Libya misali ağızlarda buruk bir tad bırakınca, yanıbaşımızdaki Suriye hakkında iyice ihtiyatlı olmaya başladık. Halbuki bu ülkede tankların insan topluluklarına dönük namluları hiç de çiçeklerle donamış değil. Ama Suriye ile ta 1998 Adana mutabakatinden bu yana adım adım örmeye çalıştığımız bir işbirliği var. Bakanlar düzeyinde ortak konseyler yapıyoruz. Karşılıklı beklentilerimiz var. Kapıları kapatmak istemiyoruz. Öte yandan, başta ABD olmak üzere, Batı da, şimdilik bekle-gör'den yana. Bu koşullarda kalkıp Suriye işini de halletik diyemiyoruz. Dolayısıyla Suriye konusunda da seçim kampanyalarında söyleyecek bir yenilik bulamıyoruz.
İran'ı nükleer güç olmaktan alıkoymak için çok uğraştık. Alabildiğimiz sonuç ortada. Bu meyanda ABD bile İran'ı doğrudan karşısına almamak için, yer yer değişik taktik ve manevralar uyguluyor. Irak'tan çekilmeyi planlayan Amerika, Bahreyn'de ve Yemen'de Suudi Arabistana beklediği ilgiyi göstermiyor.
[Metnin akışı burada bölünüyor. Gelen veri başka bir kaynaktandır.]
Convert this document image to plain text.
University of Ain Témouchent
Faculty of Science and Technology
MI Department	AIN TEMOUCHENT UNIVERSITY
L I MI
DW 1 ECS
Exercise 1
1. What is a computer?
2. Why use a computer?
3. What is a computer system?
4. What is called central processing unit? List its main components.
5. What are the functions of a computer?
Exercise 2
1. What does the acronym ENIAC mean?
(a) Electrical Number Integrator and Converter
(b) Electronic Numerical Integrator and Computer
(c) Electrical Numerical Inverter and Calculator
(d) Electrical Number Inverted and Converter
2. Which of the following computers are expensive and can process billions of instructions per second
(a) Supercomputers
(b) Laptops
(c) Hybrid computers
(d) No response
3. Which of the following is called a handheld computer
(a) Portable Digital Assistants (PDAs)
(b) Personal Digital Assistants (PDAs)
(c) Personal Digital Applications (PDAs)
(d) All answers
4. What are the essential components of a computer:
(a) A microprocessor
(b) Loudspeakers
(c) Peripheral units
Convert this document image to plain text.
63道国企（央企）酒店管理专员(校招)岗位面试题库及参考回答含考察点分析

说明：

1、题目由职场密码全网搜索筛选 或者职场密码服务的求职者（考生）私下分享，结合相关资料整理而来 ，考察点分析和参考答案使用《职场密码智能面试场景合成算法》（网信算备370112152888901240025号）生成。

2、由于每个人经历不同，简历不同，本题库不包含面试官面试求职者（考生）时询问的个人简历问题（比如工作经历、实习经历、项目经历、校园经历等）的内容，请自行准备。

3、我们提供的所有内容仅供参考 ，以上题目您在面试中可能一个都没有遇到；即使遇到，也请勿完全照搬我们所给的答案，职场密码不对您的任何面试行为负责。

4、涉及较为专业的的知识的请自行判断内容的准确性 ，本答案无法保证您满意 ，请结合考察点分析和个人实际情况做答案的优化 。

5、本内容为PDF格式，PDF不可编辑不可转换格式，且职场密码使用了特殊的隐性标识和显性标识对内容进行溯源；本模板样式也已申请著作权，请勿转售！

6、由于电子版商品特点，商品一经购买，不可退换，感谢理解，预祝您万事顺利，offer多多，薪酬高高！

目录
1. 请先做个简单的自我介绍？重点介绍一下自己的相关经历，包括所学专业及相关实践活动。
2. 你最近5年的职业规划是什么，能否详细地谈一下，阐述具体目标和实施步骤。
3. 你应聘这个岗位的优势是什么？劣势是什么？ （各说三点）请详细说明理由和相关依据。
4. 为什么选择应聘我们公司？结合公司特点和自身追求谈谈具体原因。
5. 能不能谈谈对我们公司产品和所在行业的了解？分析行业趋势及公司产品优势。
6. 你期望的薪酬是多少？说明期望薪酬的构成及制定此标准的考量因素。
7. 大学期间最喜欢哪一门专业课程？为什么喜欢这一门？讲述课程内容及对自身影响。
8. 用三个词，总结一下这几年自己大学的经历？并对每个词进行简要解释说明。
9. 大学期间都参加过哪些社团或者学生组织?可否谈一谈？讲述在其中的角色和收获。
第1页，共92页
Irak'a üst düzey ziyaretler yapıyoruz ve içerideki ' Kürt hareketi ' karşısında hiç olmazsa ' karıştırıcı' olmaktan uzak durmalarını istiyoruz. Olaylar beklentilerimize cevap teşkil etmiyor.
Uğruna, dokuz canla, 'Mavi Marmara' olayını yaşadığımız Hamas, Kahire'nin ev sahipliğinde, el- Fetih'le barıştı. Bunun sonu gelirse, elbette iyi. Ancak bundan sonra Gazze'ye yardımları nasıl ve hangi gerekçelere bağlayacağız veya bu işten artık hepten nasıl el çekeceğiz?
Aslında iç politika, materiel bakımından, biribirinden ilginç ve geniş olanaklar sağlarken, seçim kampanyasında, usul olsun diye, kalkıp bir de ' dış politika' dosyası açmanın, bu koşullar altında, doğrusu ne faydası olabilir ki?